Primero no le creí. Pensaba que era un problema lejano y exclusivo de los chinos, aunque aquel enero de 2020 andaba por el norte de Tailandia y la geografía se me mataba de risa en la cara. Después vino la ansiedad por cruzar fronteras a tiempo, entrar a Australia y no quedar atrapada en vericuetos migratorios. Y por último apareció el miedo, los muertos que se apilaban en hospitales de primer mundo y la amenaza histórica al hombre blanco, rico y privilegiado. Cayó Tom Hanks, Boris Johnson y el delirio cinematográfico mutó en real. En casi todos los rincones del planeta empezamos a vivir en carne propia una película apocalíptica de bajo costo, buscando desesperados que un director petiso, con boina escocesa y chaleco cazador marque el fin de la escena. Pero ni el petiso ni la boina ni el grito de corte llegaron, y nos entregamos a la pandemia como un bebé cagado al cambio de pañal.
Las restricciones variaron mucho dependiendo el país e incluso región, pero en mayor o menor medida la pandemia nos alejó del espacio público. Meses sin pisar un bar, un recital o una juntada con amigues. Lo virtual se hizo costumbre y, extrañamente, quienes tenemos la mayoría de los afectos del otro lado del planeta, nos sentimos un pelín más cerca. Los tapabocas pasaron a ocupar el círculo de privilegio lentes-llaves-celular y la paranoia se nos subió a la cabeza: cualquier estornudo o picazón de garganta era alarma suficiente para que nos dejemos arañar las neuronas por un cotonete extra-large.

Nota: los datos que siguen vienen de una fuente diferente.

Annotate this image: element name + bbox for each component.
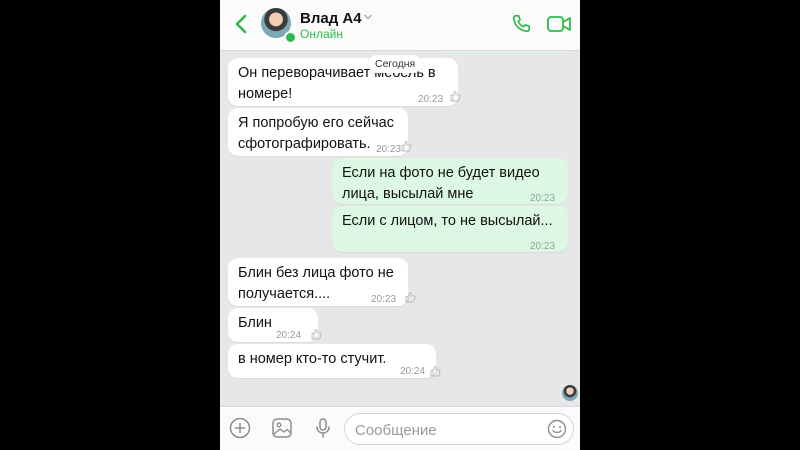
contact-name[interactable]: Влад А4 — [300, 10, 362, 27]
message-time: 20:23 — [418, 94, 444, 105]
message-bubble-incoming[interactable]: Блин без лица фото не получается.... 20:… — [228, 258, 408, 306]
microphone-icon[interactable] — [312, 417, 334, 439]
like-icon[interactable] — [400, 140, 412, 152]
message-bubble-incoming[interactable]: в номер кто-то стучит. 20:24 — [228, 344, 436, 378]
message-bubble-incoming[interactable]: Блин 20:24 — [228, 308, 318, 342]
like-icon[interactable] — [310, 328, 322, 340]
chevron-down-icon[interactable] — [363, 12, 373, 22]
emoji-icon[interactable] — [547, 419, 567, 439]
message-line: сфотографировать. — [238, 136, 371, 152]
online-indicator — [284, 31, 297, 44]
video-camera-icon[interactable] — [547, 14, 571, 34]
message-bubble-incoming[interactable]: Я попробую его сейчас сфотографировать. … — [228, 108, 408, 156]
contact-status: Онлайн — [300, 27, 343, 41]
message-time: 20:23 — [530, 241, 556, 252]
message-bubble-outgoing[interactable]: Если на фото не будет видео лица, высыла… — [332, 158, 568, 204]
message-time: 20:23 — [371, 294, 397, 305]
message-line: Если с лицом, то не высылай... — [342, 213, 553, 229]
message-line: Я попробую его сейчас — [238, 115, 394, 131]
message-line: в номер кто-то стучит. — [238, 351, 387, 367]
message-field[interactable] — [344, 413, 574, 446]
back-icon[interactable] — [230, 12, 254, 36]
like-icon[interactable] — [404, 291, 416, 303]
like-icon[interactable] — [429, 365, 441, 377]
message-bubble-outgoing[interactable]: Если с лицом, то не высылай... 20:23 — [332, 206, 568, 252]
message-time: 20:24 — [400, 366, 426, 377]
image-icon[interactable] — [271, 417, 293, 439]
date-separator: Сегодня — [368, 55, 423, 73]
message-line: Если на фото не будет видео — [342, 165, 540, 181]
plus-icon[interactable] — [229, 417, 251, 439]
chat-header: Влад А4 Онлайн — [220, 0, 580, 51]
phone-icon[interactable] — [510, 13, 532, 35]
message-input[interactable] — [353, 414, 547, 446]
message-input-bar — [220, 406, 580, 450]
message-list[interactable]: Он переворачивает мебель в номере! 20:23… — [220, 38, 580, 410]
message-bubble-incoming[interactable]: Он переворачивает мебель в номере! 20:23 — [228, 58, 458, 106]
message-time: 20:23 — [376, 144, 402, 155]
message-line: Блин без лица фото не — [238, 265, 394, 281]
message-line: лица, высылай мне — [342, 186, 474, 202]
read-receipt-avatar — [562, 385, 578, 401]
chat-screen: Влад А4 Онлайн Он переворачивает мебель … — [220, 0, 580, 450]
message-time: 20:24 — [276, 330, 302, 341]
like-icon[interactable] — [449, 90, 461, 102]
message-line: номере! — [238, 86, 293, 102]
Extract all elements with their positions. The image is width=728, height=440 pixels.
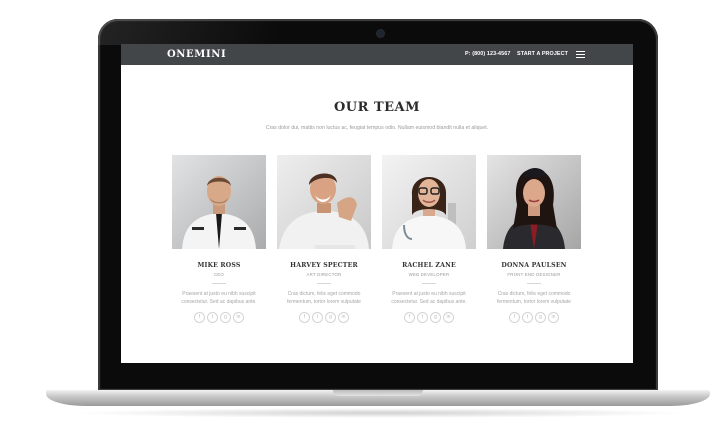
laptop-shadow [70,408,690,418]
team-member-bio: Cras dictum, felis eget commodo fermentu… [287,291,361,305]
team-card: RACHEL ZANE WEB DEVELOPER Praesent at ju… [382,155,476,323]
facebook-icon[interactable]: f [299,312,310,323]
team-member-name: RACHEL ZANE [402,262,456,269]
linkedin-icon[interactable]: in [338,312,349,323]
twitter-icon[interactable]: t [417,312,428,323]
facebook-icon[interactable]: f [509,312,520,323]
team-member-bio: Praesent at justo eu nibh suscipit conse… [181,291,257,305]
site-logo[interactable]: ONEMINI [167,49,226,60]
team-member-name: DONNA PAULSEN [501,262,567,269]
laptop-screen: ONEMINI P: (800) 123-4567 START A PROJEC… [121,44,633,363]
team-member-role: WEB DEVELOPER [408,272,450,277]
google-plus-icon[interactable]: g [325,312,336,323]
team-member-role: FRONT END DESIGNER [507,272,561,277]
start-project-link[interactable]: START A PROJECT [517,51,568,57]
social-links: f t g in [277,312,371,323]
team-member-name: MIKE ROSS [197,262,241,269]
team-member-bio: Cras dictum, felis eget commodo fermentu… [497,291,571,305]
team-photo [172,155,266,249]
social-links: f t g in [487,312,581,323]
twitter-icon[interactable]: t [207,312,218,323]
linkedin-icon[interactable]: in [548,312,559,323]
screen-glare [98,19,278,45]
linkedin-icon[interactable]: in [443,312,454,323]
divider [422,283,436,284]
team-member-role: ART DIRECTOR [306,272,342,277]
google-plus-icon[interactable]: g [535,312,546,323]
facebook-icon[interactable]: f [404,312,415,323]
hamburger-menu-icon[interactable] [576,51,585,58]
twitter-icon[interactable]: t [522,312,533,323]
divider [317,283,331,284]
social-links: f t g in [382,312,476,323]
team-card: MIKE ROSS CEO Praesent at justo eu nibh … [172,155,266,323]
linkedin-icon[interactable]: in [233,312,244,323]
google-plus-icon[interactable]: g [430,312,441,323]
social-links: f t g in [172,312,266,323]
team-member-role: CEO [213,272,225,277]
team-photo [487,155,581,249]
section-subtitle: Cras dolor dui, mattis non luctus ac, fe… [265,125,489,131]
divider [212,283,226,284]
section-title: OUR TEAM [333,100,421,115]
camera-icon [377,30,384,37]
team-photo [277,155,371,249]
twitter-icon[interactable]: t [312,312,323,323]
team-photo [382,155,476,249]
divider [527,283,541,284]
team-member-name: HARVEY SPECTER [290,262,358,269]
phone-number: P: (800) 123-4567 [465,51,511,57]
google-plus-icon[interactable]: g [220,312,231,323]
team-member-bio: Praesent at justo eu nibh suscipit conse… [391,291,467,305]
laptop-opening-notch [333,390,423,396]
site-navbar: ONEMINI P: (800) 123-4567 START A PROJEC… [121,44,633,65]
team-card: DONNA PAULSEN FRONT END DESIGNER Cras di… [487,155,581,323]
facebook-icon[interactable]: f [194,312,205,323]
team-card: HARVEY SPECTER ART DIRECTOR Cras dictum,… [277,155,371,323]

El tiempo y las vacunas diluyeron la psicosis y el COVID lentamente fue quedando atrás en nuestro mapa mental de preocupaciones. A pesar de estar viviendo en la ciudad con la cuarentena más larga del mundo, todo estaba volviendo a la normalidad. Justo el viernes ya no se necesitaba usar tapaboca en la mayoría de los lugares cerrados. Justo el viernes se terminaban los topes en aglomeraciones y establecimientos. Justo el viernes, después de 20 meses creyéndome intocable, la gambeta al COVID me quedó corta y el testeo fue positivo.

En este preciso momento, en La Casa de las Luces vivimos 8 personas y media: un amigo que vino de visita a parar en el sillón con menos timing que defensa uruguayo jugando en la altura. Agustín fue el primero en caer, aunque no le dimos pelota cuando avisó que se sentía mal y se iba a testear. Durante estos 20 meses vivimos tantos amagues de COVID que, como en el cuentito del pastor mentiroso, ya no caíamos en sus advertencias de baja probabilidad. Pero esta vez el pastor decía la verdad, Agus confirmó el positivo y a partir de ese momento comenzó la carrera por identificar al siguiente infectade.
Era tanta la ansiedad para esperar los resultados oficiales que compramos los test rápidos se consiguen en cualquier supermercado de Australia. Sentados en el living sin respetar mucha distancia, iniciamos el testeo grupal como un ritual de iniciación a alguna secta adolescente. Yo leía las instrucciones del panfleto como si fueran las reglas de un juego de mesa y completamos el chequeo para descubrir, carcajadas irresponsables mediante, quienes eran los siguientes en ceder al virus más famoso del año.
—Una cosa es sospechar que podés tener COVID y otra es que te lo confirmen… ¿no?
Mer leyó mi cara con la precisión que solo las amistades más íntimas pueden alcanzar. No era ni preocupación ni miedo, sino la confirmación de que la película todavía no terminó. Está pasando; ahora, acá y entre nosotres.